Mahlzeiten ausfallen zu lassen, ist tatsächlich manchmal die einzige Option, um das gewünschte Kaloriendefizit zu erreichen. Denn wie ich dank meines Aktivitätstrackers gelernt habe, verbraucht mein Körper an einem körperlich faulen Tag, an dem ich nur in meinem Heimbüro sitze, arbeite und maximal 3.000 Schritte gehe, gerade einmal etwas über 1.600 kcal. Wenn ich mein Ziel von 10.000 Schritten erreiche, komme ich auf einen Tagesverbrauch von immerhin 2.000 kcal. Und wenn ich eine Stunde Sport treibe, komme ich auf 2.300 bis 2.400 kcal.
Gleichzeitig habe ich gelernt, dass meine Standardmahlzeiten deutlich mehr Kalorien enthalten, als ich bis dato immer gedacht habe. Hättet ihr gedacht, dass ein ausgiebiges Sonntagsfrühstück mit 2 mit Butter bestrichenen Brötchen, etwas Räucherlachs, Schinken, Käse, Marmelade, einem Ei und etwas Quark mit Obstsalat schnell die Marke von 1.000 kcal knacken kann? Wenn ich mich dann nicht ordentlich bewege, bleiben für den Rest des Tages nur noch 600 kcal übrig, von denen man nur schwer satt werden kann. Das etwas mühselige Dokumentieren meiner Nahrungsaufnahme hilft mir derzeit also ganz enorm, den Energiegehalt meines Essens besser einzuschätzen und damit auch rechtzeitig auf die Bremse zu treten, wenn mein Kalorienkontingent erschöpft ist.
Es gelingt mir nicht jeden Tag, wirklich 500 kcal weniger zu mir zu nehmen, als ich verbrauche. Insbesondere in Restaurants oder an Buffets ist es manchmal sehr schwer, die Menge korrekt abzuschätzen und dann auch diszipliniert zu bleiben. Oder wenn meine Mutter zu Besuch kommt und einen Apfelkuchen mitbringt. Aber bislang habe ich jeden Tag immerhin ein Kaloriendefizit zwischen 100 und 600 kcal erreicht und binnen vier Wochen 1,5 Kilo abgenommen. So langsam gewöhnt sich mein Magen an kleinere Portionen, knurrt nicht mehr ganz so laut und sendet früher das Signal „ich bin satt“ an mein Gehirn.

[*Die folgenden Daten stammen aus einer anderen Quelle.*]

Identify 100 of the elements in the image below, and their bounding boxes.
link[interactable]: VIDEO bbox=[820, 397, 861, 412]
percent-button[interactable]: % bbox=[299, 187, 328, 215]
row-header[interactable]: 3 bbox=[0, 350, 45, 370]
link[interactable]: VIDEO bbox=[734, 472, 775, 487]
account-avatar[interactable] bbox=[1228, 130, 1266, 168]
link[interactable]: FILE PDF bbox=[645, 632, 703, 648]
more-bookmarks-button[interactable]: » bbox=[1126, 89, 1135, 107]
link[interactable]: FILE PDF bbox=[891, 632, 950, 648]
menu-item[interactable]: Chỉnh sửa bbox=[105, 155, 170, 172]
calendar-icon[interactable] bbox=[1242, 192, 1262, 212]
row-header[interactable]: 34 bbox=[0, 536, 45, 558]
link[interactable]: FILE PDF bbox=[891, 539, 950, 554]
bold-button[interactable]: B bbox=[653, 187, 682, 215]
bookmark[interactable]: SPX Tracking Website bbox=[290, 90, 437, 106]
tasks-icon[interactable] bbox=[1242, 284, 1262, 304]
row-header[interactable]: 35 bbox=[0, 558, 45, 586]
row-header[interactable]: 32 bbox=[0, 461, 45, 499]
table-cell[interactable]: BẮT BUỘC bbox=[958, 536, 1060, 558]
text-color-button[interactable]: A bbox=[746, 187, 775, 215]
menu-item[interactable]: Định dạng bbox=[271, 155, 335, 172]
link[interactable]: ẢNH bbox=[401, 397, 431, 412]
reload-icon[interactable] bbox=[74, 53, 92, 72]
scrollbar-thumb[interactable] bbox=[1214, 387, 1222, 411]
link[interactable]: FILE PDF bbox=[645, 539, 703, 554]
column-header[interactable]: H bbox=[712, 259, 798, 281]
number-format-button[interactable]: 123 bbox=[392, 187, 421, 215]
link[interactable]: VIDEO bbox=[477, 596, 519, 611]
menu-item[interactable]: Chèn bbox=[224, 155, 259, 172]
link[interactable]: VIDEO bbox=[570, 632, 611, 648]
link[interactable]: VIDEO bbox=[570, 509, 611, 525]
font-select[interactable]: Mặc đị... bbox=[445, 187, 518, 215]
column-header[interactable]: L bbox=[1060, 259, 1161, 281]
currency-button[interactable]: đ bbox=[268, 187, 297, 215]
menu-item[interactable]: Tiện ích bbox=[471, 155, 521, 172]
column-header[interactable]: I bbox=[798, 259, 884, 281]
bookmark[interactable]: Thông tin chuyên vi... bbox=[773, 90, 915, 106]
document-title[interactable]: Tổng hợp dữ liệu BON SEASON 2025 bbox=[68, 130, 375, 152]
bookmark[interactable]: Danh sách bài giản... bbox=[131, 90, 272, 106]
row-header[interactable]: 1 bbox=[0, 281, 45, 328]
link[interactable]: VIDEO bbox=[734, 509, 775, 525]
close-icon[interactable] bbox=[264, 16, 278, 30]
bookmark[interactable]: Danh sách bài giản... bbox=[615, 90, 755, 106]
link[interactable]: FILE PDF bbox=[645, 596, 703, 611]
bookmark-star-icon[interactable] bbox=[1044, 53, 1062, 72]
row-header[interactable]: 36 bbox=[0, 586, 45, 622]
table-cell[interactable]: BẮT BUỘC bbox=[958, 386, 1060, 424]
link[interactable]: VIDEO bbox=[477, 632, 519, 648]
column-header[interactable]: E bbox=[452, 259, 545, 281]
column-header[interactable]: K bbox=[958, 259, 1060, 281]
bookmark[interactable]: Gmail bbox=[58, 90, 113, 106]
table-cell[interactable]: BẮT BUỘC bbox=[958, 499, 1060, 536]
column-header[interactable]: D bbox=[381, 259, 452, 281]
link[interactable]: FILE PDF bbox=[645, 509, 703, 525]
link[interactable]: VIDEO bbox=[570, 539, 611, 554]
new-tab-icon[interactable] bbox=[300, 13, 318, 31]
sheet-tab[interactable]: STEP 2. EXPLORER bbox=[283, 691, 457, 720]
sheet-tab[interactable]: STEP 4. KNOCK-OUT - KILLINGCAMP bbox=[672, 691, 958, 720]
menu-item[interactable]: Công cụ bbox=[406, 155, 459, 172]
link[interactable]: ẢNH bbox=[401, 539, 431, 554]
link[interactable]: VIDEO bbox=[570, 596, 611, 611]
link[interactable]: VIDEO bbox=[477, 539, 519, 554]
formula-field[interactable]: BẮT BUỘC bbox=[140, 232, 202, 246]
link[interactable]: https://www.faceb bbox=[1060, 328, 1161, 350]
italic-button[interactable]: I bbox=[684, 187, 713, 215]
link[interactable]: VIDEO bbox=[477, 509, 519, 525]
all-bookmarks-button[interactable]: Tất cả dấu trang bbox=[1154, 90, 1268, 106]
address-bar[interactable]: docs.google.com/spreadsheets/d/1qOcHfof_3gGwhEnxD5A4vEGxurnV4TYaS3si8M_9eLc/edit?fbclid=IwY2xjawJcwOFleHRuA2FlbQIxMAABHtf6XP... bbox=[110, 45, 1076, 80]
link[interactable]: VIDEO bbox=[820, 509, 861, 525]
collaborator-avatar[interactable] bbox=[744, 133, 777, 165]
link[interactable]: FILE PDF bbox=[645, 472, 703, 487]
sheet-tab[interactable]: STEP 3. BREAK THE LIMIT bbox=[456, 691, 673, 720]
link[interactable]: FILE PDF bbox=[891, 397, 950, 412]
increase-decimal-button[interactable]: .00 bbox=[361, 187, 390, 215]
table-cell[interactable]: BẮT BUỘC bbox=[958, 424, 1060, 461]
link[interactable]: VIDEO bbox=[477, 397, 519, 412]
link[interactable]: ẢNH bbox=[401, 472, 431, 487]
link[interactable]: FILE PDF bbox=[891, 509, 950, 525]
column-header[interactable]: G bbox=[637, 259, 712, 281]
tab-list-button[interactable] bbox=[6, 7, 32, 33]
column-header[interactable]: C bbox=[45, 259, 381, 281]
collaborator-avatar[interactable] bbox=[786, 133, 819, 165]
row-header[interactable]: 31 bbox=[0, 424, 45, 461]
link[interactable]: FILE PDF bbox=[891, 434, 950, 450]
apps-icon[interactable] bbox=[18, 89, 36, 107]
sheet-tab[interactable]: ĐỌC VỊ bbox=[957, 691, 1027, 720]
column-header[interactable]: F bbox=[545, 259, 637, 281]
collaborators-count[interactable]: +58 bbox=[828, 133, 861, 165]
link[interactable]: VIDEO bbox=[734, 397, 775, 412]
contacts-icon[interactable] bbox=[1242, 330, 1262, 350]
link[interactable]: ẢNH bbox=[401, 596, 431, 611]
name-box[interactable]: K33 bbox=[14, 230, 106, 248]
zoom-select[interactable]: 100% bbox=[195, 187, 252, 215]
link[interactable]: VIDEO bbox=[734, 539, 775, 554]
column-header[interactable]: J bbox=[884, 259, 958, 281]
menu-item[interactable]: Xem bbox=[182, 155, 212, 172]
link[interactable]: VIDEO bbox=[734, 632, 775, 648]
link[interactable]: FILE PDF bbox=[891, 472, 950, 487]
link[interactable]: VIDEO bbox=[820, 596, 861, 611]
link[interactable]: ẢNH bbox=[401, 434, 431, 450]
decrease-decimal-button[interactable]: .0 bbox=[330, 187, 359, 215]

Es ist zwar manchmal nicht leicht, aber ich denke, dass ich bis zu meinem Zwischenziel durchhalten und dann mit 63 Kilo das nächste Ziel in Angriff nehmen kann. Wie lange ich das genaue Dokumentieren dann fortführen werde, weiß ich noch nicht. Doch dass ich zum Anbraten nun das Olivenöl esslöffelweise abzähle, anstatt es großzügig in die Pfanne zu gießen, ist eine Gewohnheit, die ich sicherlich auch langfristig beibehalten werde. Ebenso wie ich den extra gereichten Brotkorb im Restaurant leichter links liegen lasse, seit ich jede Scheibe Brot mit Aioli eintragen muss und mir damit nur unnötig meinen Schnitt verhageln würde.
Passend zu meinem aktuellen Ernährungsprogramm habe ich ein tolles Buch entdeckt, in dem eine Ernährungsberaterin aufräumt mit diversen Diätmythen von „Mein Stoffwechsel ist kaputt“ über „Ich bin genetisch so veranlagt“ oder „Nach dem Abnehmen nimmt man immer wieder umso mehr zu“ bis hin zu „Mit einer Schilddrüsenerkrankung kann man nicht abnehmen“. Die Autorin weiß, wovon sie spricht: Sie hat sich viele Jahre lang an diese Mythen geklammert und wog 150 Kilo, bevor sie radikal abspeckte. Wenn ihr also ebenfalls ein paar Pfunde loswerden möchtet, dann empfehle ich euch zum einen also gnadenloses Kalorienzählen in Kombination mit Bewegung (siehe oben) und – wenn euch das noch nicht restlos überzeugt – die Lektüre von „Fettlogik überwinden“ von Dr. Nadja Hermann. Viel Erfolg!